In the early 18th century, near the town of Hamlmen in Germany, a boy of about 12 years of age was captured. He did not speak or eat bread, eating only grass and vegetables. Rumors of the “wild child” reached King George of England, who decided to bring the boy to England. Thus began the story of Wild Peter.
Upon arrival in England, Wild Peter became a court favorite, but never learned to speak intelligibly. He attracted the interest of many scientists and philosophers. The Scottish Lord Moboddo considered his story a brief sketch of the history of progress, and the French philosopher Jean-Jacques Rousseau saw Peter as a model of an unspoiled man.
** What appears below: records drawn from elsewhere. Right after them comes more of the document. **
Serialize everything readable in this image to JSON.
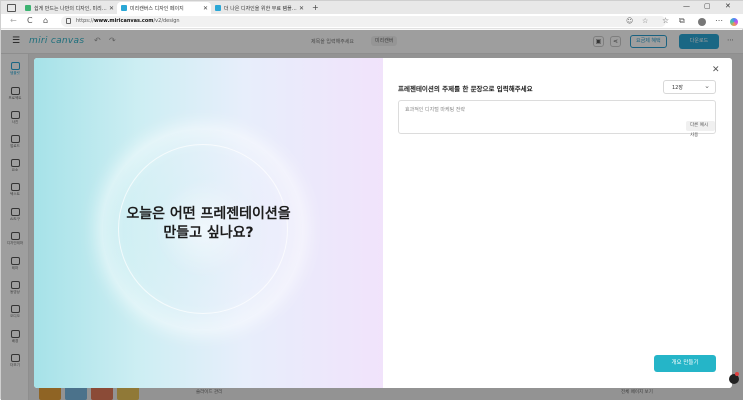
{
  "browser": {
    "tabs": [
      {
        "title": "쉽게 만드는 나만의 디자인, 미리…",
        "favicon_color": "#3cb371",
        "active": false
      },
      {
        "title": "미리캔버스 디자인 페이지",
        "favicon_color": "#2aa7d6",
        "active": true
      },
      {
        "title": "더 나은 디자인을 위한 무료 템플…",
        "favicon_color": "#2aa7d6",
        "active": false
      }
    ],
    "new_tab": "+",
    "window_controls": {
      "minimize": "—",
      "maximize": "▢",
      "close": "✕"
    },
    "nav": {
      "back": "←",
      "reload": "C",
      "home": "⌂"
    },
    "url_prefix": "https://",
    "url_host": "www.miricanvas.com",
    "url_path": "/v2/design"
  },
  "app": {
    "logo": "miri canvas",
    "doc_title": "제목을 입력해주세요",
    "share_chip": "미리캔버",
    "price_button": "요금제 혜택",
    "download_button": "다운로드",
    "sidebar": [
      {
        "label": "템플릿",
        "active": true
      },
      {
        "label": "프로젝트",
        "active": false
      },
      {
        "label": "사진",
        "active": false
      },
      {
        "label": "업로드",
        "active": false
      },
      {
        "label": "요소",
        "active": false
      },
      {
        "label": "텍스트",
        "active": false
      },
      {
        "label": "AI도구",
        "active": false
      },
      {
        "label": "디자인테마",
        "active": false
      },
      {
        "label": "테마",
        "active": false
      },
      {
        "label": "동영상",
        "active": false
      },
      {
        "label": "오디오",
        "active": false
      },
      {
        "label": "배경",
        "active": false
      },
      {
        "label": "더보기",
        "active": false
      }
    ],
    "bottom_left_text": "슬라이드 관리",
    "bottom_right_text": "전체 페이지 보기",
    "bottom_thumb_colors": [
      "#e7a23a",
      "#7ab8e0",
      "#e07a5a",
      "#e8c35a"
    ]
  },
  "modal": {
    "headline": "오늘은 어떤 프레젠테이션을\n만들고 싶나요?",
    "headline_line1": "오늘은 어떤 프레젠테이션을",
    "headline_line2": "만들고 싶나요?",
    "prompt_label": "프레젠테이션의 주제를 한 문장으로 입력해주세요",
    "page_count": "12장",
    "textarea_placeholder": "효과적인 디지털 마케팅 전략",
    "example_button": "다른 예시 사용",
    "generate_button": "개요 만들기",
    "close_icon": "✕",
    "accent_color": "#25b5c8"
  }
}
German naturalists and scientists have studied all the documents related to the story of Wild Peter and concluded that he was not raised in an animal society, like Mowgli, but lived among humans shortly before his capture. However, where he came from in 18th century Germany remains a mystery.
One hundred years after Wild Peter’s story, another mysterious child was caught in Nuremberg. On May 26, 1828, the police apprehended a strange young man in rags who could barely speak and scribbled his name – Kaspar Hauser – on a piece of paper.
Kaspar Hauser spent many years in a dark room, completely isolated from the outside world. He could see in the dark like a cat and had incredible abilities, but he didn’t know simple things like milk, fire, and distance to an object. He was sure his father was a soldier and he wanted to be one.
There was speculation that Kaspar Hauser was the heir to the reigning house of Baden and was disposed of in favor of another heir. Renowned lawyer Anselm von Feuerbach took up his case, but Kaspar died from a wound on his forehead that he said was inflicted on him by a masked man. The authorities conducted a thorough investigation but were never able to establish where Kaspar Hauser had come from.
In August 1887, two children with green skin, oriental-type eyes, and wearing clothes sewn from an incomprehensible material emerged from a cave near Baña, Spain. The boy soon died, and the girl survived, learned Spanish and later she told that they came from “a country where there is no sun”, once there a hurricane struck, picked them up and carried them to this cave….
In 1942, a strange and more than “suspicious” man was shot as a “German agent” in the Caucasus. He was discovered by accident, when the head of a column of Soviet troops suddenly for the “agent” came out from behind a bend. The “suspicious” man rushed to escape, but the soldiers were more nimble.
He looked extremely unusual – as if he was the result of genetic engineering, with the help of which his body had been slightly modified. A hairy body – but not a Bigfoot, but – really a man! They tried to interrogate him, but the captured man was more shocked by what was happening than the Red Army soldiers who caught him. The information reached us thanks to a military doctor who examined the body after the shooting….
In 1954 in Japan after the popular unrest during the passport control detained one such strange citizen. His documents were in perfect order, except for one detail.
The passport was issued by the never-existed state of Tuared! At a press conference, the outraged “Tuared” claimed that his country was in Africa between Mauritania and French Sudan (not to be confused with the more eastern Sudan), and was shocked when he was shown a map showing Algeria in place of most of the Tuared.
There is no Tuareda in the 1950s maps, nor in earlier maps, nor in later maps (as we now know), although the place indicated by the “citizen of Tuareda” is indeed inhabited by the Tuareg people. The difference, as it is easy to see, is only one letter, but the Tuaregs existing “in our reality” have never had their sovereignty in the foreseeable past, so will the Tuaregs really create their own state in the future?
Or not in the future, but, for example, in a parallel world?